Supported order types:

  • Market order: Executes immediately at the best available price. Simplest order type with highest fill probability.
  • Limit order: Executes at a specified price or better. Used for precise entry/exit at desired price levels.
  • Stop-market order: Triggers a market order when the market price reaches a specified trigger price. Used for stop-losses and breakout entries.
  • Stop-limit order: Triggers a limit order when the market price reaches a trigger price. Combines stop protection with price control.
  • Trailing stop orders: Stop orders where the trigger price trails the market price by a fixed offset or percentage.
  • Bracket orders (order lists): Coordinated sets of orders (entry + stop-loss + take-profit) that are managed as a unit.

Usage

Apply the order creation pattern when:

  • A strategy needs to submit any type of order to the market.
  • You want automatic client order ID generation tied to the strategy identity.
  • You need consistent timestamping across backtest and live environments.
  • You are building strategies that use multiple order types (e.g., limit entries with stop-loss protection).

Theoretical Basis

Order creation applies the Factory Method Pattern:

PATTERN: Factory Method

PARTICIPANTS:
    OrderFactory  -- The creator (provides factory methods for each order type)
    Order         -- The abstract product (base order class)
    MarketOrder   -- Concrete product
    LimitOrder    -- Concrete product
    StopMarketOrder -- Concrete product

FLOW:
    1. Strategy calls order_factory.market(instrument_id, side, quantity)
    2. Factory generates a unique client_order_id
    3. Factory stamps the order with the current clock timestamp
    4. Factory validates all parameters
    5. Factory constructs and returns the typed order object
    6. Strategy submits the order via submit_order(order)
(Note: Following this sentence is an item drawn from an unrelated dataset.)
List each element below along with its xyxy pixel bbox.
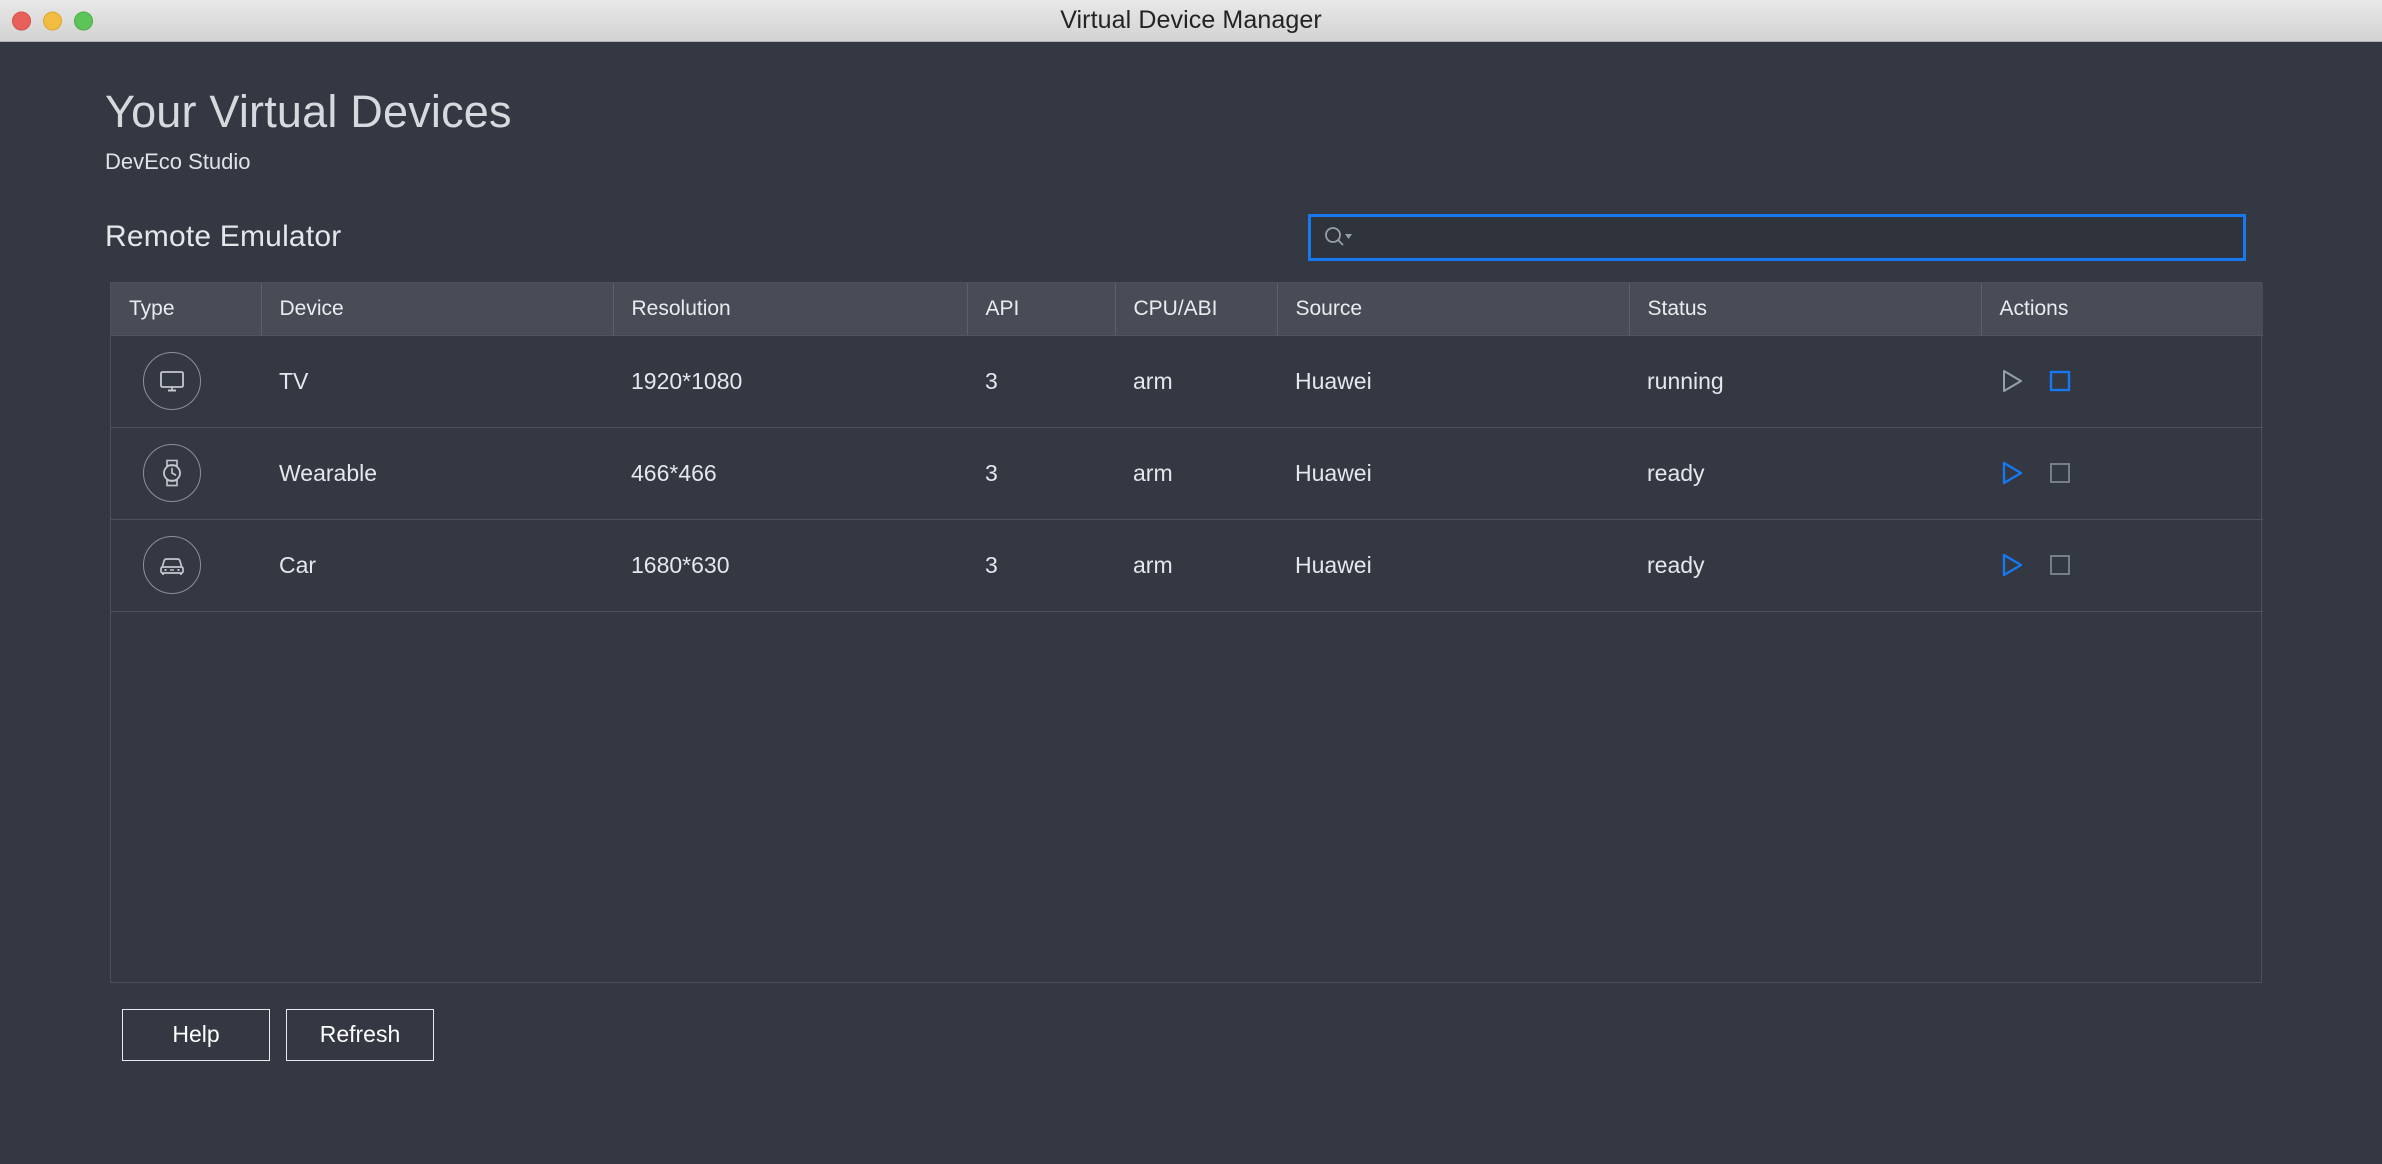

Why a factory instead of direct construction?

Direct construction of order objects requires providing:

  • trader_id, strategy_id (identity context)
  • client_order_id (unique identifier -- requires a generator)
  • init_id (UUID for the initialization event)
  • ts_init (timestamp from the correct clock)
  • contingency_type, order_list_id, linked_order_ids, parent_order_id (contingency context)
  • exec_algorithm_id, exec_algorithm_params, exec_spawn_id (execution algorithm context)

The factory encapsulates all of this, exposing only the parameters the strategy author needs to decide: what instrument, which direction, how much, and at what price.

Pseudocode:

CLASS OrderFactory:
    FIELD trader_id, strategy_id, clock, id_generator

    FUNCTION market(instrument_id, side, quantity, **options) -> MarketOrder:
        client_order_id = id_generator.next()
        RETURN MarketOrder(
            trader_id = self.trader_id,
            strategy_id = self.strategy_id,
            instrument_id = instrument_id,
            client_order_id = client_order_id,
            order_side = side,
            quantity = quantity,
            ts_init = clock.timestamp_ns(),
            ...options
        )

    FUNCTION limit(instrument_id, side, quantity, price, **options) -> LimitOrder:
        client_order_id = id_generator.next()
        RETURN LimitOrder(
            ...same identity fields...,
            price = price,
            ...options
        )

    FUNCTION stop_market(instrument_id, side, quantity, trigger_price, **options) -> StopMarketOrder:
        ...similar pattern...

Key invariant: Every order created through the factory is guaranteed to have a unique client_order_id, a valid timestamp from the strategy's clock, and the correct trader_id/strategy_id association.